Quando nel 1973 arriva nelle sale La maman et la putain di Jean Eustache il panorama politico e culturale in Francia e nel mondo era in evoluzione. Un’evoluzione che da una parte ancora si muoveva sull’onda degli stravolgimenti del ’68 e dall’altra prendeva una direzione totalmente differente. Dal punto di vista cinematografico, la Nouvelle Vague e i suoi protagonisti sembravano aver seguito lo stesso percorso. Il regista del film, Eustache, entrò in contatto con i suoi fondatori, ma ebbe una carriera molto più breve e difficile rispetto agli altri. L’opera rappresenta tanto una prosecuzione con altri mezzi di quel periodo artistico, quanto una sua – involontaria – fine.
La maman et la putain – trama e cast
Protagonista di La maman et la putain è il volto probabilmente più emblematico di quel periodo, Jean-Pierre Léaud. L’attore interpreta Alexandre, giovane sfaccendato che passa le sue giornate tra le vie e i locali di Parigi. Reduce da una delusione d’amore, vive in casa – e a spese – di Marie (Bernadette Lafont) di qualche anno più grande di lui. Il rapporto con la donna oscilla tra momenti di tenerezza, il racconto delle esperienze con altre persone e qualche scenata di gelosia. Durante una delle sue solite giornate in giro per Parigi, Alexandre incontra Veronika (Françoise Lebrun), una giovane infermiera. La relazione tra i due procede tra alti e bassi, scatenando talvolta le gelosie dell’altra donna, Marie.
Veronika finisce per stabilirsi in casa di Marie, dando vita a un triangolo sentimentale che spesso esplode. I tre personaggi, infatti, passano da momenti di armonia ad altri di forte contrasto tra di loro. Un evento molto importante finirà per rompere questo sodalizio, mettendo soprattutto Alexandre di fronte alle responsabilità della vita da cui si è sempre rifugiato. Il film è girato in bianco e nero, con una durata di circa 210 minuti.
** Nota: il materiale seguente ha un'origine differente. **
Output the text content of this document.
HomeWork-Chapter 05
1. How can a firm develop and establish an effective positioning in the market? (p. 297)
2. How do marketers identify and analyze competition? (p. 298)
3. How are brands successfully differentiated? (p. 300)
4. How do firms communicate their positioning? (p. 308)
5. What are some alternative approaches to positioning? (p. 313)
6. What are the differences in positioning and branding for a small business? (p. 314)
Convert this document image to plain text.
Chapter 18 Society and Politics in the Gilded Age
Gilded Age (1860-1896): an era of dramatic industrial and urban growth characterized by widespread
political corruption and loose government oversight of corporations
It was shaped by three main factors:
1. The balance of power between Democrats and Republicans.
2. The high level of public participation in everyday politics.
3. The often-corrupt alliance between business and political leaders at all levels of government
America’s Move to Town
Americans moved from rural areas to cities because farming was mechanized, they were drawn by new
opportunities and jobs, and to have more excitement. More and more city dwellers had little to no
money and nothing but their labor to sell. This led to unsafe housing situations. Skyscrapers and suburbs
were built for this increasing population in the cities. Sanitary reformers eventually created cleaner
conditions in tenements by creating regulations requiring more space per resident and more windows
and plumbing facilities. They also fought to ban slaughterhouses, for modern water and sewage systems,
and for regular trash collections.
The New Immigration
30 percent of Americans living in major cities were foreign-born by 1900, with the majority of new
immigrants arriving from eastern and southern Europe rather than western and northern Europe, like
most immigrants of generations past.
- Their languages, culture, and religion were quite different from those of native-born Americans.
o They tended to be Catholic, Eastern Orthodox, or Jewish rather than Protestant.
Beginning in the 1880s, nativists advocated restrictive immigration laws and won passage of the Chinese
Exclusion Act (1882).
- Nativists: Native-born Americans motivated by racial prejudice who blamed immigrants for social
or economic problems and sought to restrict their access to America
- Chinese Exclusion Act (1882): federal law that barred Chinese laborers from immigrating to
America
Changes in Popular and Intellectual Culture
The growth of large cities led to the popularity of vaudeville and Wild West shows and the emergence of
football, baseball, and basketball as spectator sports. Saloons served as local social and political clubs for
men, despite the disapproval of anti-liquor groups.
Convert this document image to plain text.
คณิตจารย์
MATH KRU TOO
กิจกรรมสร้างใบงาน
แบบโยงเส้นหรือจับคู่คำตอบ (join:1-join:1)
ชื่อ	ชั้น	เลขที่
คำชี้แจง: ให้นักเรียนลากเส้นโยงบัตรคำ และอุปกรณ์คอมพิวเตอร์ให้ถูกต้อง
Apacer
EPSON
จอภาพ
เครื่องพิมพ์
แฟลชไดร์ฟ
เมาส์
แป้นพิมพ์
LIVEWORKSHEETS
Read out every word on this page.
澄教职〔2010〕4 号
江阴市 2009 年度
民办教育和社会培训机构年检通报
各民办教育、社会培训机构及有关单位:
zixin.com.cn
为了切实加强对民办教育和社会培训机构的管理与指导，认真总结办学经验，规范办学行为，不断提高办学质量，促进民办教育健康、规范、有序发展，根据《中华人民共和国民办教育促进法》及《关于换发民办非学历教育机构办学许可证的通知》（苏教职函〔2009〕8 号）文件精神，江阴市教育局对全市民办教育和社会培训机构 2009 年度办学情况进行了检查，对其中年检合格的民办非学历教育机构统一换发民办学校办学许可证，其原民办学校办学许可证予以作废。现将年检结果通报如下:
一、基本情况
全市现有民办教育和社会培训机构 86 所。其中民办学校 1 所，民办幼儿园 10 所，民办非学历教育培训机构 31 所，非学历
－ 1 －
La maman et la putain – la recensione
Considerato da una parte della critica come uno dei film migliori della storia, La maman et la putain è un film dalla durata fluviale. Altrettanto copiosa è la sceneggiatura, ricca di dialoghi e anche di monologhi dei personaggi che tengono la parola per un tempo superiore all’abituale. Eustache ha realizzato la sua opera più importante affidandosi soprattutto a Jean-Pierre Léaud, interprete di un personaggio magniloquente e allo stesso tempo respingente. Alexandre è indolente e allergico a qualsiasi forma di impegno tanto nella vita sentimentale quanto in quella sociale e lavorativa. Questi rappresenta una figura maschile che cerca un modello femminile stereotipato, che possa vivere in funzione di quelle che sono le sue necessità e volontà. Léaud tiene il centro della scena come spesso gli accade nei panni dell’Antoine Doinel dei film di Truffaut, un personaggio da cui mutua determinate caratteristiche.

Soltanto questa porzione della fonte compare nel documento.